Tetap Waspada, Harga Komoditas Diperkirakan Masih Cenderung Tinggi

Menteri Keuangan, Sri Mulyani Indrawati, dalam konferensi pers APBN Kita Edisi September, Jumat (21/10).
Setelah pandemi terkendali, kini risiko ekonomi beralih ke risko bidang ekonomi dan keuangan, terutama kondisi global yang makin bergejolak.
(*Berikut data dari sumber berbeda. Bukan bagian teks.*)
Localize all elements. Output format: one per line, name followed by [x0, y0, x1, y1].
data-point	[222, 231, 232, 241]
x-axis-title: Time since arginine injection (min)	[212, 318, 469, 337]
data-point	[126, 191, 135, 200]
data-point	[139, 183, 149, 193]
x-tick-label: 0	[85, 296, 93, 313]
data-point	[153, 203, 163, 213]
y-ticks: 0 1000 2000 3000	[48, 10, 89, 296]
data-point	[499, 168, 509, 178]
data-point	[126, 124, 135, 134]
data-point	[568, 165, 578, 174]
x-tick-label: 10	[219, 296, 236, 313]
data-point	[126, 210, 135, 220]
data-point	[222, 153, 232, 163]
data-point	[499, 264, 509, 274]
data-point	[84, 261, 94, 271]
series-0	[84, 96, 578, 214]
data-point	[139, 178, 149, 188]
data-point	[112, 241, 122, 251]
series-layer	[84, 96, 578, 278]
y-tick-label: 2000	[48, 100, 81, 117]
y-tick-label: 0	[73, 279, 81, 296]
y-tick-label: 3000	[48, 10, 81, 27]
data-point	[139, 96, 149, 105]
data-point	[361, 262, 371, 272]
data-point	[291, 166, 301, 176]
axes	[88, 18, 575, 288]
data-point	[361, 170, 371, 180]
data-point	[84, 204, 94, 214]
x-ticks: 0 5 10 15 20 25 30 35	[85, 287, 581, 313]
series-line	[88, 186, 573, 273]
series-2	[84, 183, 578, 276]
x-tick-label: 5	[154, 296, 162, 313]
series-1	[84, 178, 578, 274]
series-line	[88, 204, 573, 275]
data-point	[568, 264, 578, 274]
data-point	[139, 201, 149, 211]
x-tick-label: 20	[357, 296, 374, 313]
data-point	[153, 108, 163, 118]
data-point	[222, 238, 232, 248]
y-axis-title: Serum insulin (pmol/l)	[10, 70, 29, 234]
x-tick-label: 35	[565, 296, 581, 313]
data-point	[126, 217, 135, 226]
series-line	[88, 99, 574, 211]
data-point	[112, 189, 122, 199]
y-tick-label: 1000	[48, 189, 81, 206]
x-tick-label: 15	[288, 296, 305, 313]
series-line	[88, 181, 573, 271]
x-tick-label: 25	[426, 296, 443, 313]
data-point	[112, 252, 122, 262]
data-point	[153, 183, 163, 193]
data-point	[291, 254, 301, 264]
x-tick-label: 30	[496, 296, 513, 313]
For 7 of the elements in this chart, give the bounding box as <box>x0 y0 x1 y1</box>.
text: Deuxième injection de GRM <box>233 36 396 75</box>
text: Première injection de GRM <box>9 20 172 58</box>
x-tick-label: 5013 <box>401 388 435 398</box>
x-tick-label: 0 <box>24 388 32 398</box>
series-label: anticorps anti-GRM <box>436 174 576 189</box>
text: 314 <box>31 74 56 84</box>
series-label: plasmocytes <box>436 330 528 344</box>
Harga komoditas-komoditas utama masih relatif tinggi dengan volatilitas yang juga tinggi, seperti harga gas, batubara, minyak mentah, CPO, gandum, kedelai, dan jagung.
“Harga komoditas ini masih sangat tidak pasti, cenderung tinggi karena memang faktor yang mempengaruhinya yaitu geopolitik seperti terjadinya perang yang mengganggu sisi pasokan dan sisi distribusi cenderung membuat harga-harga dari komoditas-komoditas ini menjadi tinggi dan mudah sekali bergejolak,” ujar Menteri Keuangan, Sri Mulyani Indrawati, dalam konferensi pers APBN Kita Edisi September, Jumat (21/10).
Harga komoditas yang tinggi ini, lanjut Sri Mulyani yang kemudian terefleksikan pada tingkat inflasi tinggi di berbagai negara. Inggiris, baru saja mengumumkan tingkat inflasinya berada di atas 10% yaitu 10,1% dan diperkirakan masih bertahan di level yang tinggi. Tingkat inflasi di Amerika Serikat juga masih tinggi yaitu 8,2%. Kondisi ini tentu akan membulatkan tekat dan determinasi dari Federal Reserve untuk terus menaikkan suku bunga acuan. Sri Mulyani memperkirkan bank sentral Amerika Serikat itu akan mengerek suku bunga hingga mencapai 4,5% pada akhir tahun. Harga energi yang tinggi di Eropa juga menekan ekonomi benua biru. Tingkat inflasi Eropa mencapai level 10%. Hal yang sama juga teradi di negara emerging seperti Brasil, Meksiko, India dan Indonesia.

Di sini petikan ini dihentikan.